Die türkische Menschenrechtsaktivistin Pırıl Erçoban steht für zivilgesellschaftliches Engagement, öffentliche Kritik und konkrete Solidarität mit Schutzsuchenden. Sie war viele Jahre lang Geschäftsführerin der Organisation Mülteci-Der, die sich in Izmir für die Rechte von Geflüchteten stark macht. Hierbei begleitete sie Schutzsuchende, dokumentierte Rechtsverletzungen und machte Missstände bei Inhaftierungen und Abschiebungen öffentlich. In unserem Interview spricht Erçoban über die Nähe zu den Betroffenen, die Rolle von NGOs in der Türkei und über falsch verstandene Gastfreundschaft.
»Was wir brauchen, ist, dass der Menschenrechtsgedanke von allen verinnerlicht wird – von den ganz normalen Menschen in unseren Gesellschaften. Menschenrechte sind kein Gefallen, den wir anderen tun, keine Gnade. Nein. Es ist unsere Pflicht. Es liegt in der Verantwortung jedes Staates und jedes Einzelnen, das zu verinnerlichen.«
INTERVIEW mit Taner Kılıç »Ich würde alles nochmal ganz genauso machen«
Mit dem türkischen Rechtsanwalt und Menschenrechtsverteidiger Taner Kılıç werden anwaltliche Vertretung und Verteidigung verfolgter Menschenrechtsverteidiger*innen gewürdigt. Der Mitbegründer der türkischen Sektion von Amnesty International und der Organisation Mülteci-Der geriet als Folge seines Engagements selbst ins Visier der türkischen Justiz: Im Sommer 2017 wurde Kılıç verhaftet und saß über vierzehn Monate lang in Untersuchungshaft. Kılıçs Fall zeigt exemplarisch, wie Menschenrechtsverteidiger*innen selbst kriminalisiert werden, wenn sie staatliche Willkür öffentlich benennen, Schutzsuchende verteidigen und rechtsstaatliche Garantien einfordern. Im Interview erklärt er:
»Ich bereue nichts. Ich würde alles nochmal ganz genauso machen. Viele Menschen haben das, was sie mit mir gemacht haben, mitbekommen. Diesen Kriminalisierungsprozess. Das hat sich auch negativ ausgewirkt auf manche Mitmenschen, auf Nachbarn. Aber gleichzeitig habe ich sehr viel Solidarität und Unterstützung erfahren, vor allem auch aus dem Ausland. Das hat mir viel Kraft gegeben. Auch deswegen bedeutet mir der Menschenrechtspreis von PRO ASYL so viel. Zu erleben, dass meine Arbeit gesehen wird, auch international. Das berührt mich sehr.«
INTERVIEW mit Giorgos Tsarbopoulos »Solidarität zu zeigen, gibt meinem Leben einen Sinn«
Giorgos Tsarbopoulos wird als ehemaliger Leiter des UNHCR in Griechenland für institutionelle Verantwortung im internationalen Flüchtlingsschutz ausgezeichnet. Der Anwalt machte Druck auf die griechische Regierung, als Menschenrechte verletzt wurden, unterstützte Betroffene und bestand darauf, dass Menschenrechte auch an der Außengrenze Europas gelten.

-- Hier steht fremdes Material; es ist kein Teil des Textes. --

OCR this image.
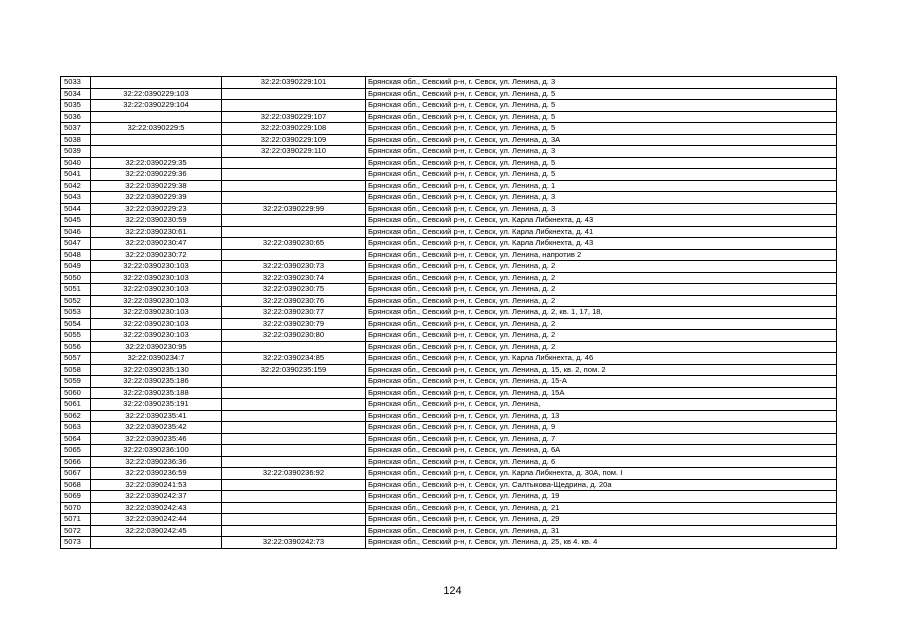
5033		32:22:0390229:101	Брянская обл., Севский р-н, г. Севск, ул. Ленина, д. 3
5034	32:22:0390229:103		Брянская обл., Севский р-н, г. Севск, ул. Ленина, д. 5
5035	32:22:0390229:104		Брянская обл., Севский р-н, г. Севск, ул. Ленина, д. 5
5036		32:22:0390229:107	Брянская обл., Севский р-н, г. Севск, ул. Ленина, д. 5
5037	32:22:0390229:5	32:22:0390229:108	Брянская обл., Севский р-н, г. Севск, ул. Ленина, д. 5
5038		32:22:0390229:109	Брянская обл., Севский р-н, г. Севск, ул. Ленина, д. 3А
5039		32:22:0390229:110	Брянская обл., Севский р-н, г. Севск, ул. Ленина, д. 3
5040	32:22:0390229:35		Брянская обл., Севский р-н, г. Севск, ул. Ленина, д. 5
5041	32:22:0390229:36		Брянская обл., Севский р-н, г. Севск, ул. Ленина, д. 5
5042	32:22:0390229:38		Брянская обл., Севский р-н, г. Севск, ул. Ленина, д. 1
5043	32:22:0390229:39		Брянская обл., Севский р-н, г. Севск, ул. Ленина, д. 3
5044	32:22:0390229:23	32:22:0390229:99	Брянская обл., Севский р-н, г. Севск, ул. Ленина, д. 3
5045	32:22:0390230:59		Брянская обл., Севский р-н, г. Севск, ул. Карла Либкнехта, д. 43
5046	32:22:0390230:61		Брянская обл., Севский р-н, г. Севск, ул. Карла Либкнехта, д. 41
5047	32:22:0390230:47	32:22:0390230:65	Брянская обл., Севский р-н, г. Севск, ул. Карла Либкнехта, д. 43
5048	32:22:0390230:72		Брянская обл., Севский р-н, г. Севск, ул. Ленина, напротив 2
5049	32:22:0390230:103	32:22:0390230:73	Брянская обл., Севский р-н, г. Севск, ул. Ленина, д. 2
5050	32:22:0390230:103	32:22:0390230:74	Брянская обл., Севский р-н, г. Севск, ул. Ленина, д. 2
5051	32:22:0390230:103	32:22:0390230:75	Брянская обл., Севский р-н, г. Севск, ул. Ленина, д. 2
5052	32:22:0390230:103	32:22:0390230:76	Брянская обл., Севский р-н, г. Севск, ул. Ленина, д. 2
5053	32:22:0390230:103	32:22:0390230:77	Брянская обл., Севский р-н, г. Севск, ул. Ленина, д. 2, кв. 1, 17, 18,
5054	32:22:0390230:103	32:22:0390230:79	Брянская обл., Севский р-н, г. Севск, ул. Ленина, д. 2
5055	32:22:0390230:103	32:22:0390230:80	Брянская обл., Севский р-н, г. Севск, ул. Ленина, д. 2
5056	32:22:0390230:95		Брянская обл., Севский р-н, г. Севск, ул. Ленина, д. 2
5057	32:22:0390234:7	32:22:0390234:85	Брянская обл., Севский р-н, г. Севск, ул. Карла Либкнехта, д. 46
5058	32:22:0390235:130	32:22:0390235:159	Брянская обл., Севский р-н, г. Севск, ул. Ленина, д. 15, кв. 2, пом. 2
5059	32:22:0390235:186		Брянская обл., Севский р-н, г. Севск, ул. Ленина, д. 15-А
5060	32:22:0390235:188		Брянская обл., Севский р-н, г. Севск, ул. Ленина, д. 15А
5061	32:22:0390235:191		Брянская обл., Севский р-н, г. Севск, ул. Ленина,
5062	32:22:0390235:41		Брянская обл., Севский р-н, г. Севск, ул. Ленина, д. 13
5063	32:22:0390235:42		Брянская обл., Севский р-н, г. Севск, ул. Ленина, д. 9
5064	32:22:0390235:46		Брянская обл., Севский р-н, г. Севск, ул. Ленина, д. 7
5065	32:22:0390236:100		Брянская обл., Севский р-н, г. Севск, ул. Ленина, д. 6А
5066	32:22:0390236:36		Брянская обл., Севский р-н, г. Севск, ул. Ленина, д. 6
5067	32:22:0390236:59	32:22:0390236:92	Брянская обл., Севский р-н, г. Севск, ул. Карла Либкнехта, д. 30А, пом. I
5068	32:22:0390241:53		Брянская обл., Севский р-н, г. Севск, ул. Салтыкова-Щедрина, д. 20а
5069	32:22:0390242:37		Брянская обл., Севский р-н, г. Севск, ул. Ленина, д. 19
5070	32:22:0390242:43		Брянская обл., Севский р-н, г. Севск, ул. Ленина, д. 21
5071	32:22:0390242:44		Брянская обл., Севский р-н, г. Севск, ул. Ленина, д. 29
5072	32:22:0390242:45		Брянская обл., Севский р-н, г. Севск, ул. Ленина, д. 31
5073		32:22:0390242:73	Брянская обл., Севский р-н, г. Севск, ул. Ленина, д. 25, кв 4. кв. 4
124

Im Interview erzählt er, warum er sich nie davon hat abbringen lassen, die Stimme zu erheben.
»Ganz zu Beginn meiner Zeit als Leiter des griechischen UNHCR-Büros habe ich eine furchtbare Hafteinrichtung besucht. Direkt danach habe ich in einem Interview erklärt, dass diese Einrichtung inakzeptabel ist und gegen die Menschenwürde verstößt. Jemand kam auf mich zu und sagte, sowas könne ich als UN-Person doch nicht sagen. Und ich habe geantwortet: Doch, das kann ich. Ich sage, was ich sehe. Ich schrieb meine allererste Presseerklärung und behielt auch da meinen Ton bei. Das Gefängnis wurde bald darauf geschlossen.«
Den Menschenrechtspreis verleiht die Stiftung PRO ASYL seit 2006 jährlich an Personen, die sich in herausragender Weise für die Achtung der Menschenrechte und den Schutz von Flüchtlingen in Deutschland und Europa einsetzen. Der Preis ist mit 5.000 Euro dotiert. Die Preisträger*innen erhalten zudem eine Skulptur des Künstlers Ariel Auslender, Professor an der Technischen Universität Darmstadt.